What is a Genetic Algorithm?

Genetic Algorithms apply principles from biological evolution to find solutions to problems with no human input. The solution to the problem automatically evolves from random and incorrect trials and it gets better over time until the goal is reached.

Can I see some examples to help me understand this?

Put all this in perspective and to get you excited have a look at a few inspiring examples where developers used genetic algorithms to search for unknown solutions to known problems:

What are the core principles this algorithm inherits from Nature and the Darwinian Evolution?

In order for natural selection to work like in Nature, all three of the below has to happen:

  • Heredity: Creatures pass down their genetic information (DNA) to their offsprings to the next generation if they live long enough to be able to reproduce.

  • Variation: Variety must be present when heredity happens. If all creatures are exactly the same then with no variation the species can't evolve. Variation normally happens when the genetic information of the parents mix at reproduction and with the random mutation.

  • Selection: Successful members of the population become parents and pass down their genetic information, unsuccessful ones die without offsprings. This is what we normally refer to as “survival of the fittest.” Natural selection is what allows a species to evolve and each generation to be more successful than their parents.

evolution

How can this be used in a computer algorithm to solve other, generic problems?

You first have to start by defining your goal. Remember that even though we use ideas from Nature, the goal of your algorithm can be ANYTHING. The goal needs to be measurable and easily comparable to the performance and efficiency of each member of the population as members in the population represent the potential solution to the problem.

In the first generation the population is filled with members (solutions) that are completely random. In this completely random pool there are always a few who, by pure luck and chance, perform ever so slightly better than the others. These are the "fittest" members. At the end of the genereation the fittest, best performing variations are selected to become parents for the new generation.

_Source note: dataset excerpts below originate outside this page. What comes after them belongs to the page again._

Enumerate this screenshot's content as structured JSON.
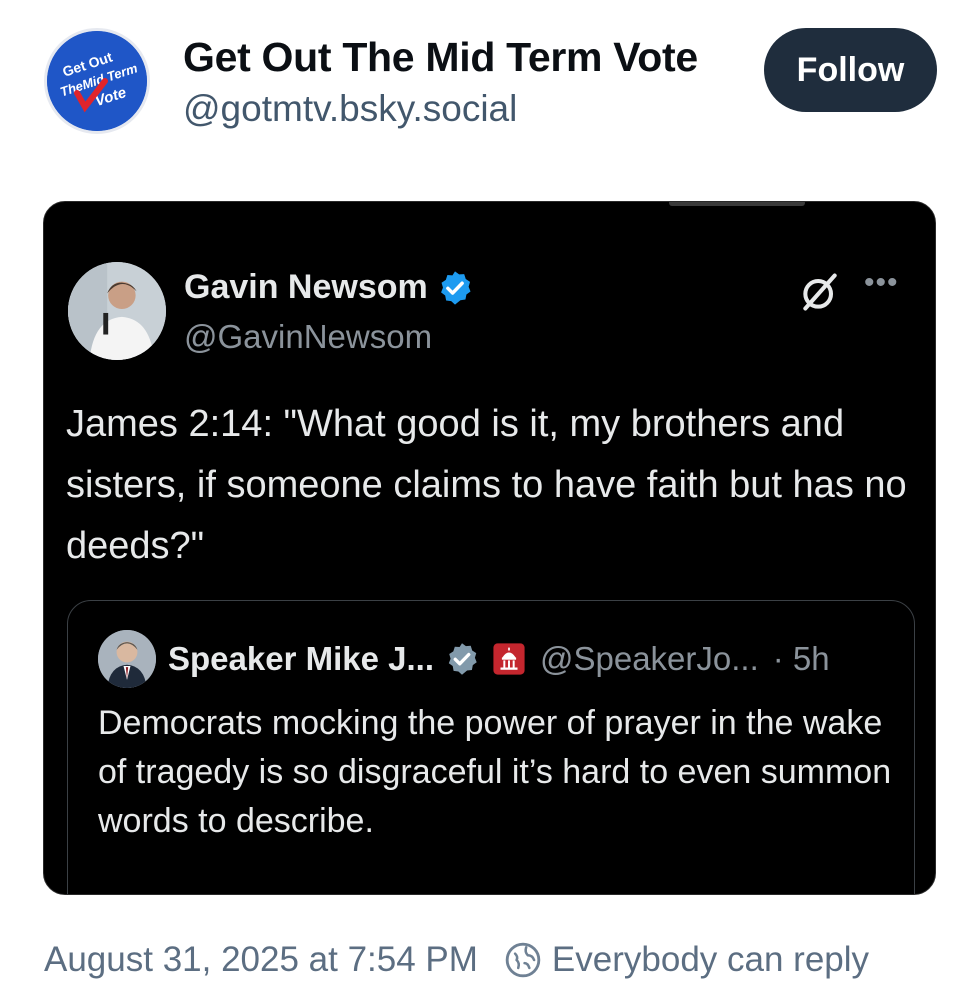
{
  "post": {
    "author": {
      "name": "Get Out The Mid Term Vote",
      "handle": "@gotmtv.bsky.social",
      "avatar_text": [
        "Get Out",
        "TheMid Term",
        "Vote"
      ]
    },
    "follow_label": "Follow",
    "timestamp": "August 31, 2025 at 7:54 PM",
    "reply_setting": "Everybody can reply",
    "reply_icon": "globe-reply-icon"
  },
  "embedded_tweet": {
    "author_name": "Gavin Newsom",
    "author_handle": "@GavinNewsom",
    "verified_icon": "verified-badge-icon",
    "text": "James 2:14: \"What good is it, my brothers and sisters, if someone claims to have faith but has no deeds?\"",
    "quoted": {
      "author_name": "Speaker Mike J...",
      "author_handle": "@SpeakerJo...",
      "time": "· 5h",
      "text": "Democrats mocking the power of prayer in the wake of tragedy is so disgraceful it’s hard to even summon words to describe."
    }
  },
  "colors": {
    "follow_button_bg": "#1f2d3d",
    "verified_blue": "#1d9bf0",
    "card_bg": "#000000",
    "footer_text": "#5c6e82"
  }
}
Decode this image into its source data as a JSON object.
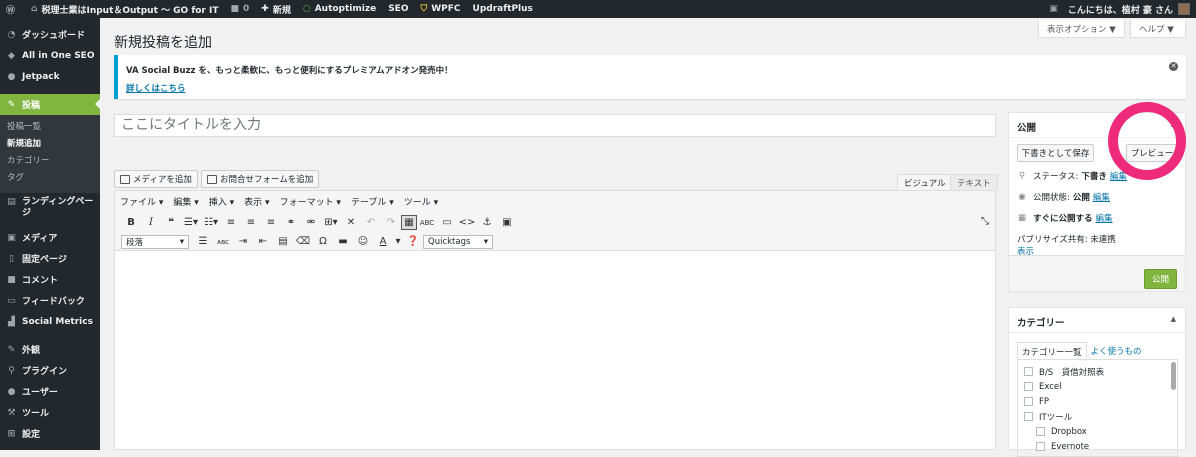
{
  "adminbar": {
    "site": "税理士業はInput＆Output 〜 GO for IT",
    "comments": "0",
    "new": "新規",
    "autoptimize": "Autoptimize",
    "seo": "SEO",
    "wpfc": "WPFC",
    "updraft": "UpdraftPlus",
    "greeting": "こんにちは、植村 豪 さん"
  },
  "menu": {
    "items": [
      {
        "label": "ダッシュボード",
        "icon": "dashboard-icon",
        "glyph": "◔"
      },
      {
        "label": "All in One SEO",
        "icon": "shield-icon",
        "glyph": "◆"
      },
      {
        "label": "Jetpack",
        "icon": "jetpack-icon",
        "glyph": "●"
      }
    ],
    "posts": {
      "label": "投稿",
      "icon": "pin-icon",
      "glyph": "✎"
    },
    "sub": [
      "投稿一覧",
      "新規追加",
      "カテゴリー",
      "タグ"
    ],
    "items2": [
      {
        "label": "ランディングページ",
        "icon": "landing-icon",
        "glyph": "▤"
      },
      {
        "label": "メディア",
        "icon": "media-icon",
        "glyph": "▣"
      },
      {
        "label": "固定ページ",
        "icon": "page-icon",
        "glyph": "▯"
      },
      {
        "label": "コメント",
        "icon": "comment-icon",
        "glyph": "■"
      },
      {
        "label": "フィードバック",
        "icon": "feedback-icon",
        "glyph": "▭"
      },
      {
        "label": "Social Metrics",
        "icon": "chart-icon",
        "glyph": "▟"
      },
      {
        "label": "外観",
        "icon": "appearance-icon",
        "glyph": "✎"
      },
      {
        "label": "プラグイン",
        "icon": "plugin-icon",
        "glyph": "⚲"
      },
      {
        "label": "ユーザー",
        "icon": "user-icon",
        "glyph": "●"
      },
      {
        "label": "ツール",
        "icon": "tool-icon",
        "glyph": "⚒"
      },
      {
        "label": "設定",
        "icon": "settings-icon",
        "glyph": "⊞"
      }
    ]
  },
  "screen": {
    "options": "表示オプション ▼",
    "help": "ヘルプ ▼"
  },
  "page": {
    "title": "新規投稿を追加"
  },
  "notice": {
    "text": "VA Social Buzz を、もっと柔軟に、もっと便利にするプレミアムアドオン発売中！",
    "link": "詳しくはこちら"
  },
  "post": {
    "title_placeholder": "ここにタイトルを入力"
  },
  "editor": {
    "add_media": "メディアを追加",
    "add_form": "お問合せフォームを追加",
    "tab_visual": "ビジュアル",
    "tab_text": "テキスト",
    "menus": [
      "ファイル ▾",
      "編集 ▾",
      "挿入 ▾",
      "表示 ▾",
      "フォーマット ▾",
      "テーブル ▾",
      "ツール ▾"
    ],
    "format": "段落",
    "quicktags": "Quicktags"
  },
  "publish": {
    "title": "公開",
    "save_draft": "下書きとして保存",
    "preview": "プレビュー",
    "status_label": "ステータス:",
    "status_value": "下書き",
    "visibility_label": "公開状態:",
    "visibility_value": "公開",
    "schedule": "すぐに公開する",
    "edit": "編集",
    "publicize": "パブリサイズ共有: 未連携",
    "show": "表示",
    "publish_btn": "公開"
  },
  "category": {
    "title": "カテゴリー",
    "tab_all": "カテゴリー一覧",
    "tab_popular": "よく使うもの",
    "items": [
      "B/S　貸借対照表",
      "Excel",
      "FP",
      "ITツール",
      "Dropbox",
      "Evernote"
    ]
  }
}
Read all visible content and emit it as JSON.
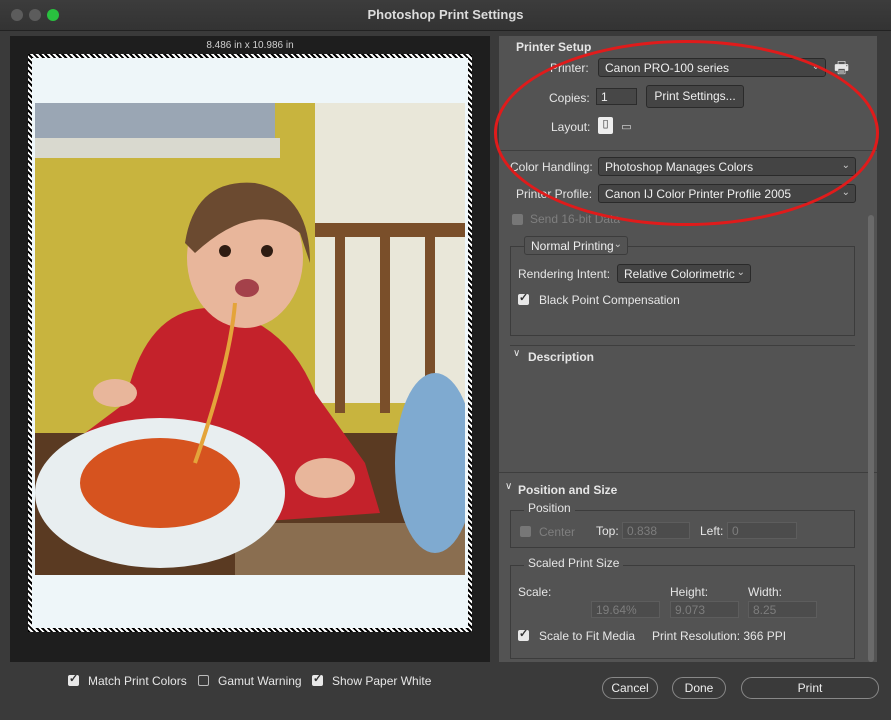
{
  "window": {
    "title": "Photoshop Print Settings"
  },
  "preview": {
    "dimensions": "8.486 in x 10.986 in"
  },
  "printer_setup": {
    "heading": "Printer Setup",
    "printer_label": "Printer:",
    "printer_value": "Canon PRO-100 series",
    "copies_label": "Copies:",
    "copies_value": "1",
    "print_settings_button": "Print Settings...",
    "layout_label": "Layout:"
  },
  "color": {
    "handling_label": "Color Handling:",
    "handling_value": "Photoshop Manages Colors",
    "profile_label": "Printer Profile:",
    "profile_value": "Canon IJ Color Printer Profile 2005",
    "send16_label": "Send 16-bit Data",
    "mode_value": "Normal Printing",
    "rendering_label": "Rendering Intent:",
    "rendering_value": "Relative Colorimetric",
    "bpc_label": "Black Point Compensation"
  },
  "description": {
    "heading": "Description"
  },
  "position_size": {
    "heading": "Position and Size",
    "position_label": "Position",
    "center_label": "Center",
    "top_label": "Top:",
    "top_value": "0.838",
    "left_label": "Left:",
    "left_value": "0",
    "scaled_label": "Scaled Print Size",
    "scale_label": "Scale:",
    "height_label": "Height:",
    "width_label": "Width:",
    "scale_value": "19.64%",
    "height_value": "9.073",
    "width_value": "8.25",
    "fit_label": "Scale to Fit Media",
    "resolution": "Print Resolution: 366 PPI"
  },
  "bottom": {
    "match_colors": "Match Print Colors",
    "gamut_warning": "Gamut Warning",
    "show_paper_white": "Show Paper White",
    "cancel": "Cancel",
    "done": "Done",
    "print": "Print"
  },
  "colors": {
    "annotation": "#e01b1b",
    "panel": "#535353",
    "accent_green": "#29c13f"
  }
}
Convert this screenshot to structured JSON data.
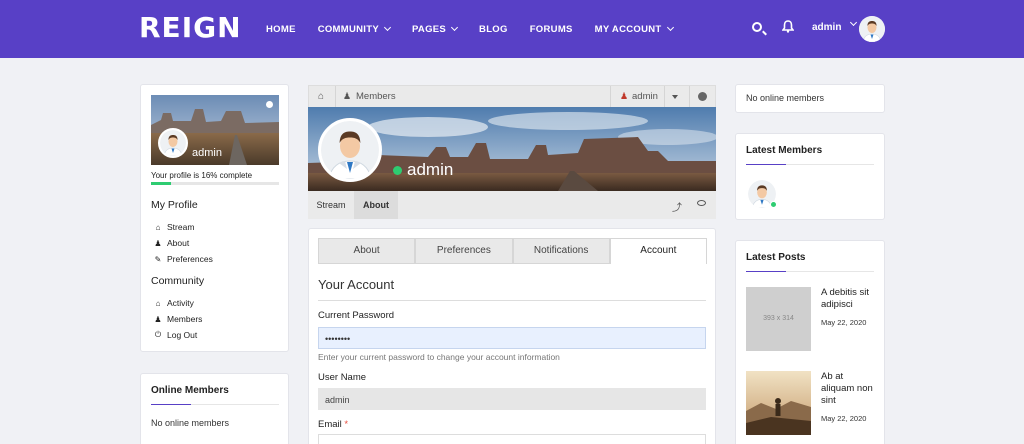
{
  "header": {
    "logo": "REIGN",
    "nav": [
      {
        "label": "HOME",
        "dropdown": false
      },
      {
        "label": "COMMUNITY",
        "dropdown": true
      },
      {
        "label": "PAGES",
        "dropdown": true
      },
      {
        "label": "BLOG",
        "dropdown": false
      },
      {
        "label": "FORUMS",
        "dropdown": false
      },
      {
        "label": "MY ACCOUNT",
        "dropdown": true
      }
    ],
    "user_name": "admin",
    "accent": "#5840c6"
  },
  "left_sidebar": {
    "profile_name": "admin",
    "progress_text": "Your profile is 16% complete",
    "progress_value": 0.16,
    "my_profile_title": "My Profile",
    "my_profile_items": [
      {
        "label": "Stream",
        "icon": "home-icon"
      },
      {
        "label": "About",
        "icon": "user-icon"
      },
      {
        "label": "Preferences",
        "icon": "edit-icon"
      }
    ],
    "community_title": "Community",
    "community_items": [
      {
        "label": "Activity",
        "icon": "home-icon"
      },
      {
        "label": "Members",
        "icon": "members-icon"
      },
      {
        "label": "Log Out",
        "icon": "power-icon"
      }
    ],
    "online_members_title": "Online Members",
    "online_members_text": "No online members"
  },
  "breadcrumb": {
    "members_label": "Members",
    "user_label": "admin"
  },
  "cover": {
    "name": "admin"
  },
  "subtabs": [
    {
      "label": "Stream",
      "active": false
    },
    {
      "label": "About",
      "active": true
    }
  ],
  "account": {
    "tabs": [
      {
        "label": "About",
        "active": false
      },
      {
        "label": "Preferences",
        "active": false
      },
      {
        "label": "Notifications",
        "active": false
      },
      {
        "label": "Account",
        "active": true
      }
    ],
    "title": "Your Account",
    "current_password_label": "Current Password",
    "current_password_value": "••••••••",
    "password_hint": "Enter your current password to change your account information",
    "username_label": "User Name",
    "username_value": "admin",
    "email_label": "Email",
    "email_required": "*"
  },
  "right_sidebar": {
    "online_text": "No online members",
    "latest_members_title": "Latest Members",
    "latest_posts_title": "Latest Posts",
    "posts": [
      {
        "title": "A debitis sit adipisci",
        "date": "May 22, 2020",
        "placeholder": "393 x 314"
      },
      {
        "title": "Ab at aliquam non sint",
        "date": "May 22, 2020"
      }
    ]
  }
}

Through many generations and rounds of natural selection solutions will become better and better. All this with no human input.

What is the actual problem solved in the boilerplate?

The goal of the example Genetic Algorith project found in this repository is to find the string: "Hello Web on Devices".

Each member in the population of the first generation is a random string with the same length as the target string. This is essentially the DNA of the member that is going to be passed down from each parent. Remember that member = DNA, DNA = data representing the potential solution.

There is also a compare function that calculates a fitness score for each member. This is essential to decide how close are they getting to the goal. In this case this just a function that counts the matching characters between the target string and the DNA string of the member. If the DNA has one matching character at the same location, then the score is 1, if it has 5 then the score is 5. This score will help us select the best performing solutions to become parents for the new generation.

When two members reproduce to create an offsring they essentially combine their genetic information (DNA) which in this case means randomly combining the DNA string from each parent. Yes, this means that we may lose already matching characters, but overal, this mutation and variation help the solution evolve faster.

After a couple of dozen or hundred generations members in the generation will come closer and closer to the goal and eventually one of them will actually reach it.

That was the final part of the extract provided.